Restructure Parameter Declaration
PROBLEMS
Key problems
- mulitple independent declarations of
kwargs
(shouldn't be!) - not clear which kwargs leads to which data
- multiple
DataGenerator
initialisations - the name for local file storage of
DataPrep
class is not unique
A more detailed description about the problem and thoughts about it
It is a mess with all the different kwargs, args etc. Restructure the idea of how to implement the data set splits. Because there are multiple kwargs declarations and which counts in the end. And there are multiple declarations of the DataGenerator class. Why this? Is it somehow possible, to select elements from this iterator class.
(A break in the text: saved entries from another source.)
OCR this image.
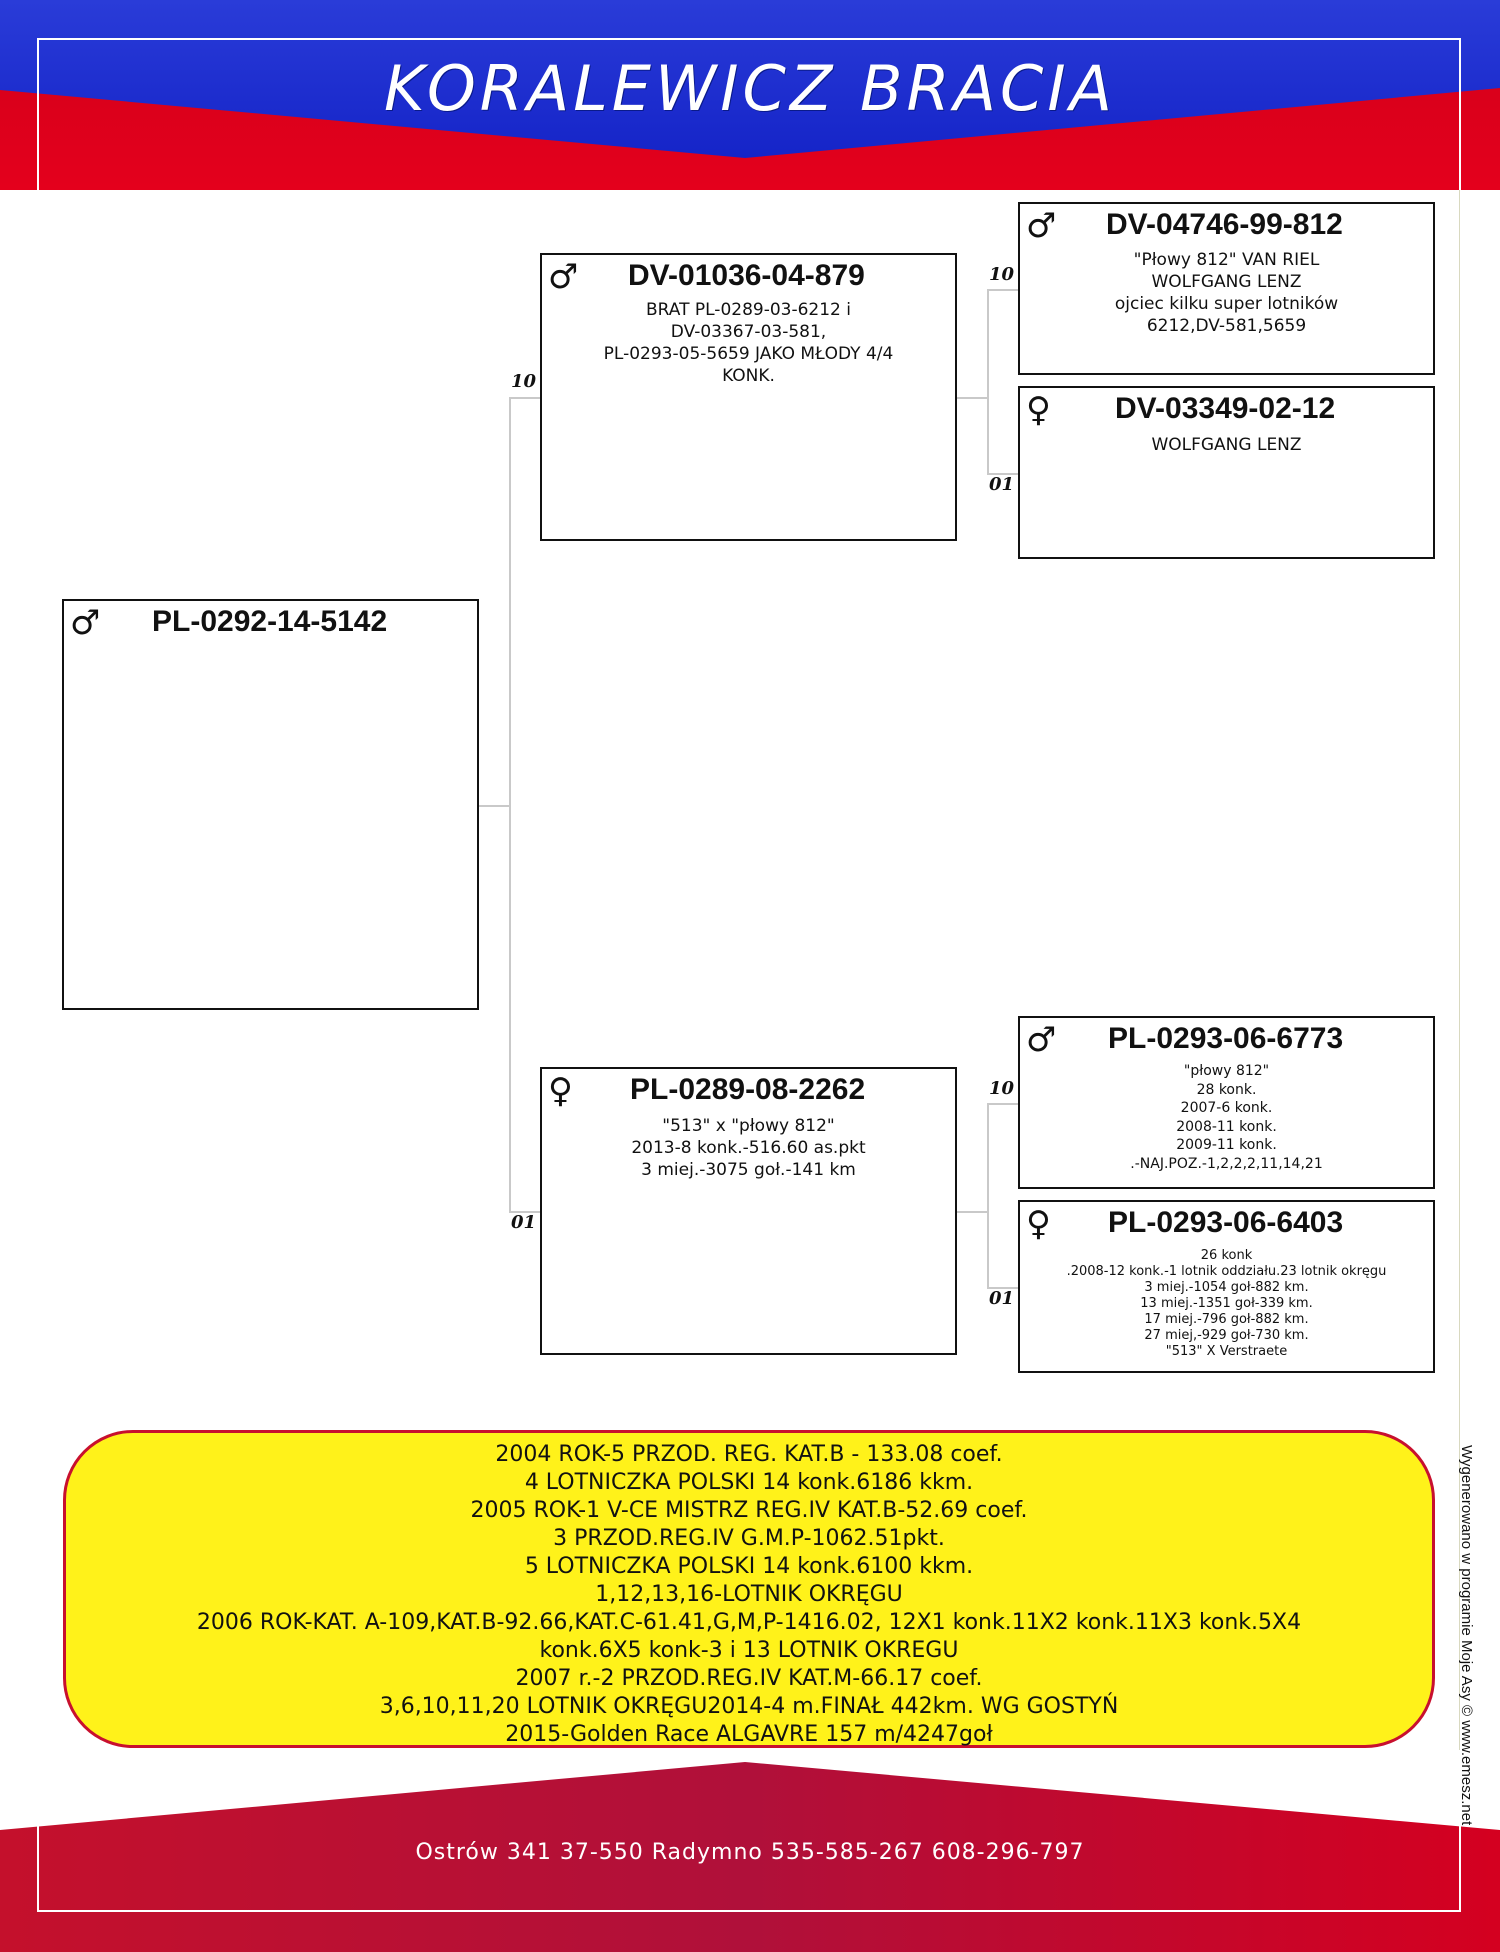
KORALEWICZ BRACIA
10
01
10
01
10
01
♂ PL-0292-14-5142
♂ DV-01036-04-879
BRAT PL-0289-03-6212 i
DV-03367-03-581,
PL-0293-05-5659 JAKO MŁODY 4/4
KONK.
♀ PL-0289-08-2262
"513" x "płowy 812"
2013-8 konk.-516.60 as.pkt
3 miej.-3075 goł.-141 km
♂ DV-04746-99-812
"Płowy 812" VAN RIEL
WOLFGANG LENZ
ojciec kilku super lotników
6212,DV-581,5659
♀ DV-03349-02-12
WOLFGANG LENZ
♂ PL-0293-06-6773
"płowy 812"
28 konk.
2007-6 konk.
2008-11 konk.
2009-11 konk.
.-NAJ.POZ.-1,2,2,2,11,14,21
♀ PL-0293-06-6403
26 konk
.2008-12 konk.-1 lotnik oddziału.23 lotnik okręgu
3 miej.-1054 goł-882 km.
13 miej.-1351 goł-339 km.
17 miej.-796 goł-882 km.
27 miej,-929 goł-730 km.
"513" X Verstraete
2004 ROK-5 PRZOD. REG. KAT.B - 133.08 coef.
4 LOTNICZKA POLSKI 14 konk.6186 kkm.
2005 ROK-1 V-CE MISTRZ REG.IV KAT.B-52.69 coef.
3 PRZOD.REG.IV G.M.P-1062.51pkt.
5 LOTNICZKA POLSKI 14 konk.6100 kkm.
1,12,13,16-LOTNIK OKRĘGU
2006 ROK-KAT. A-109,KAT.B-92.66,KAT.C-61.41,G,M,P-1416.02, 12X1 konk.11X2 konk.11X3 konk.5X4
konk.6X5 konk-3 i 13 LOTNIK OKREGU
2007 r.-2 PRZOD.REG.IV KAT.M-66.17 coef.
3,6,10,11,20 LOTNIK OKRĘGU2014-4 m.FINAŁ 442km. WG GOSTYŃ
2015-Golden Race ALGAVRE 157 m/4247goł
Ostrów 341 37-550 Radymno 535-585-267 608-296-797
Wygenerowano w programie Moje Asy © www.emesz.net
Furthermore the names of the DataPrep data files are not distinct, because there is no timerange provided in file's name. Given the case, that first to total DataGen is called with a short period for data loading. But then, for the data split (I don't know why this could happen, but it is very likely because of the current multiple declarations of kwargs arguments) the desired time range exceeds the previous mentioned and short time range. But nevertheless, the file with the short period is loaded (because the file name already exists, but for a shorter period) and used (DataPrep cuts the edges, but if the available period is shorter, than the edges of the available data is used as edges).
Proposal
- Brainstorm about which parameters need to be set and when
- Create precise list / workflow diagram when which decision is used
- outsource the experiment parameters from the
ExperimentSetup
class to external.yml
,.xml
or what ever files. All "flexible" parameters need to be defined here!
Work to do
- brainstorm
- create workflow diagram
- create format for the experiment setup files
- refactor the source code to match the decided structure